Artificial intelligent assistant

barken

I. barken, v. Sc.
    (ˈbɑːk(ə)n)
    [f. bark n.1 + -en2.]
    1. trans. To dry up (any sticky daubing) into a hardened crust or bark; to cover or stiffen by this process.

15131827 [see barkened]. 1852 Blackw. Mag. LXXI. 739 Even at breakfast your trout are spoiled. They are barkened with oatmeal. 1861 Reade Cloister & H. xxiv. (D.) A shrewd frost that barkened the blood on my wounds.

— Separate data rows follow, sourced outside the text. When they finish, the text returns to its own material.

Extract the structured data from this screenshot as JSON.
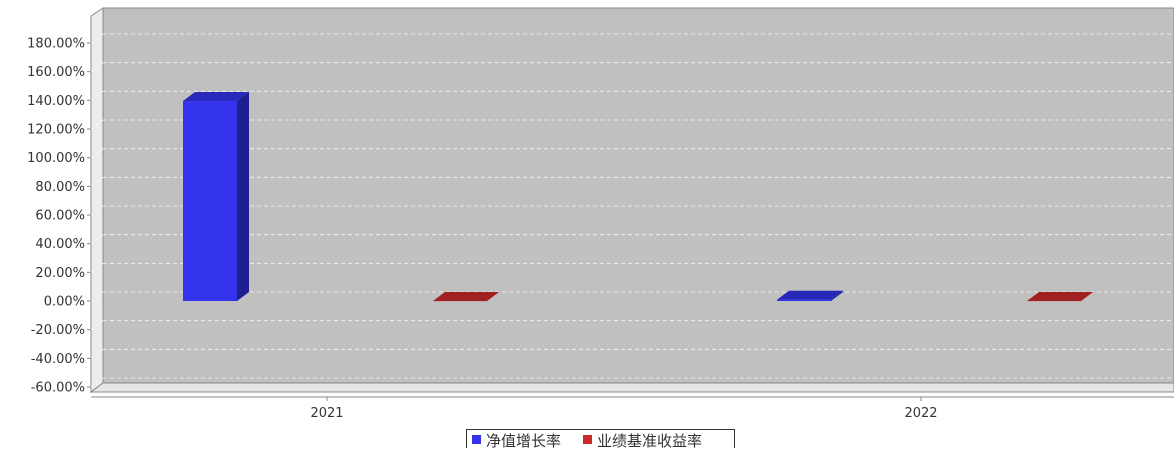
{
  "chart_data": {
    "type": "bar",
    "style": "3d",
    "categories": [
      "2021",
      "2022"
    ],
    "series": [
      {
        "name": "净值增长率",
        "color": "#3333ee",
        "values": [
          139.5,
          0.9
        ]
      },
      {
        "name": "业绩基准收益率",
        "color": "#cc2a2a",
        "values": [
          -0.1,
          -0.1
        ]
      }
    ],
    "y_ticks": [
      "180.00%",
      "160.00%",
      "140.00%",
      "120.00%",
      "100.00%",
      "80.00%",
      "60.00%",
      "40.00%",
      "20.00%",
      "0.00%",
      "-20.00%",
      "-40.00%",
      "-60.00%"
    ],
    "ylim": [
      -60,
      180
    ],
    "grid": true,
    "legend_position": "bottom-center",
    "plot_background": "#c0c0c0"
  }
}
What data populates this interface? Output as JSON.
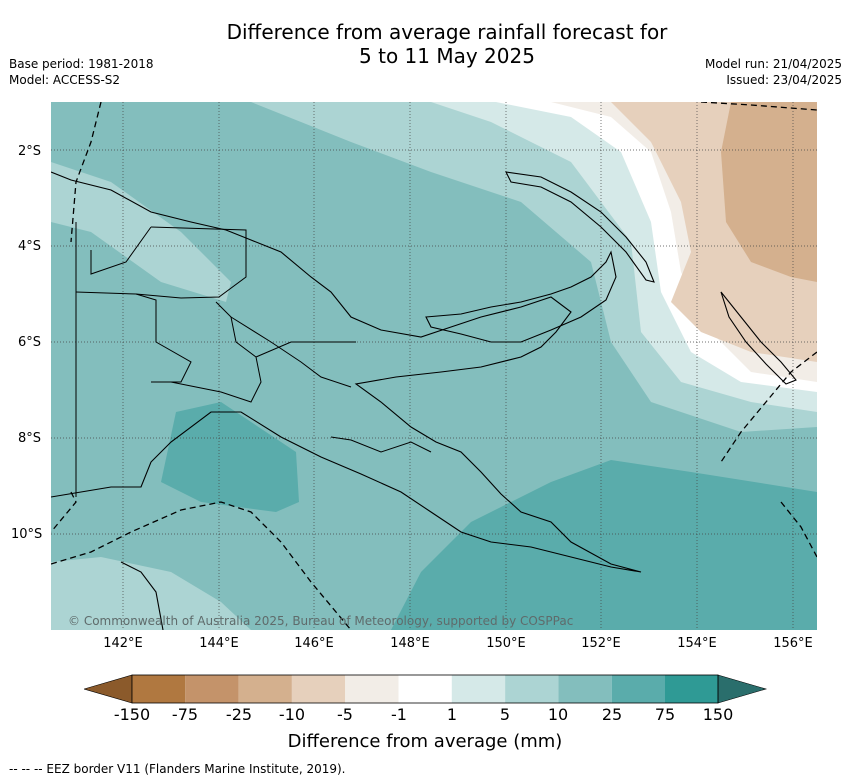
{
  "title": {
    "line1": "Difference from average rainfall forecast for",
    "line2": "5 to 11 May 2025"
  },
  "meta": {
    "base_period": "Base period: 1981-2018",
    "model": "Model: ACCESS-S2",
    "model_run": "Model run: 21/04/2025",
    "issued": "Issued: 23/04/2025"
  },
  "map": {
    "lat_labels": [
      "2°S",
      "4°S",
      "6°S",
      "8°S",
      "10°S"
    ],
    "lon_labels": [
      "142°E",
      "144°E",
      "146°E",
      "148°E",
      "150°E",
      "152°E",
      "154°E",
      "156°E"
    ],
    "copyright": "© Commonwealth of Australia 2025, Bureau of Meteorology, supported by COSPPac",
    "colors": {
      "land_outline": "#000000",
      "grid": "#444444"
    }
  },
  "legend": {
    "title": "Difference from average (mm)",
    "tick_labels": [
      "-150",
      "-75",
      "-25",
      "-10",
      "-5",
      "-1",
      "1",
      "5",
      "10",
      "25",
      "75",
      "150"
    ],
    "colors": [
      "#8b5a2b",
      "#b07840",
      "#c4936a",
      "#d4b08e",
      "#e6d0bc",
      "#f2ede7",
      "#ffffff",
      "#d5e9e8",
      "#acd4d3",
      "#83bebd",
      "#5aacab",
      "#2f9a95",
      "#2a6e6c"
    ]
  },
  "eez_note": "-- -- -- EEZ border V11 (Flanders Marine Institute, 2019)."
}
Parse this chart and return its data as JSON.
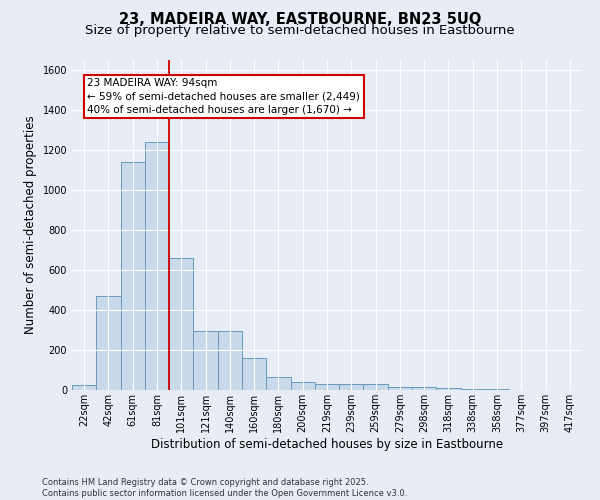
{
  "title": "23, MADEIRA WAY, EASTBOURNE, BN23 5UQ",
  "subtitle": "Size of property relative to semi-detached houses in Eastbourne",
  "xlabel": "Distribution of semi-detached houses by size in Eastbourne",
  "ylabel": "Number of semi-detached properties",
  "bar_color": "#c8d9ea",
  "bar_edge_color": "#6699bb",
  "background_color": "#e8ecf5",
  "categories": [
    "22sqm",
    "42sqm",
    "61sqm",
    "81sqm",
    "101sqm",
    "121sqm",
    "140sqm",
    "160sqm",
    "180sqm",
    "200sqm",
    "219sqm",
    "239sqm",
    "259sqm",
    "279sqm",
    "298sqm",
    "318sqm",
    "338sqm",
    "358sqm",
    "377sqm",
    "397sqm",
    "417sqm"
  ],
  "values": [
    25,
    470,
    1140,
    1240,
    660,
    295,
    295,
    160,
    65,
    40,
    30,
    30,
    30,
    15,
    15,
    8,
    5,
    3,
    2,
    2,
    2
  ],
  "vline_color": "#cc0000",
  "annotation_text": "23 MADEIRA WAY: 94sqm\n← 59% of semi-detached houses are smaller (2,449)\n40% of semi-detached houses are larger (1,670) →",
  "annotation_box_color": "#ffffff",
  "annotation_box_edge_color": "#cc0000",
  "ylim": [
    0,
    1650
  ],
  "yticks": [
    0,
    200,
    400,
    600,
    800,
    1000,
    1200,
    1400,
    1600
  ],
  "footer": "Contains HM Land Registry data © Crown copyright and database right 2025.\nContains public sector information licensed under the Open Government Licence v3.0.",
  "title_fontsize": 10.5,
  "subtitle_fontsize": 9.5,
  "axis_label_fontsize": 8.5,
  "tick_fontsize": 7,
  "annotation_fontsize": 7.5,
  "footer_fontsize": 6
}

    2. intr. To dry and become a hardened crust.

1826 Blackw. Mag. XIX. 400 He will barken into bedimmed and shrivelled scaliness. 1829 Scott Guy M. xxiii, Let the blood barken upon the cut—that saves plaster.

II. ˈbarken, a. Chiefly poet.
    [f. bark n.1 + -en4.]
    Made or consisting of bark.

1755 T. Forbes in C. Gist Jrnls. (1893) 148 Easter Tuesday we embarked..in about 300 Batteaus or Canoes (not barken). 1835 R. M. Bird Hawks of Hawk-h. I. v. 61 Perhaps some tall and tawny hunter..may yet..urge his barken canoe over some cypress-fringed pool. 1864 G. M. Hopkins Pilate in Note-Books (1937) 15 Then knot a barken band To hold me quite fix'd in the selfsame plight. 1890 Harper's Mag. Aug. 365 A sword-lunge of assailant thunder Slashed down thy barken mail.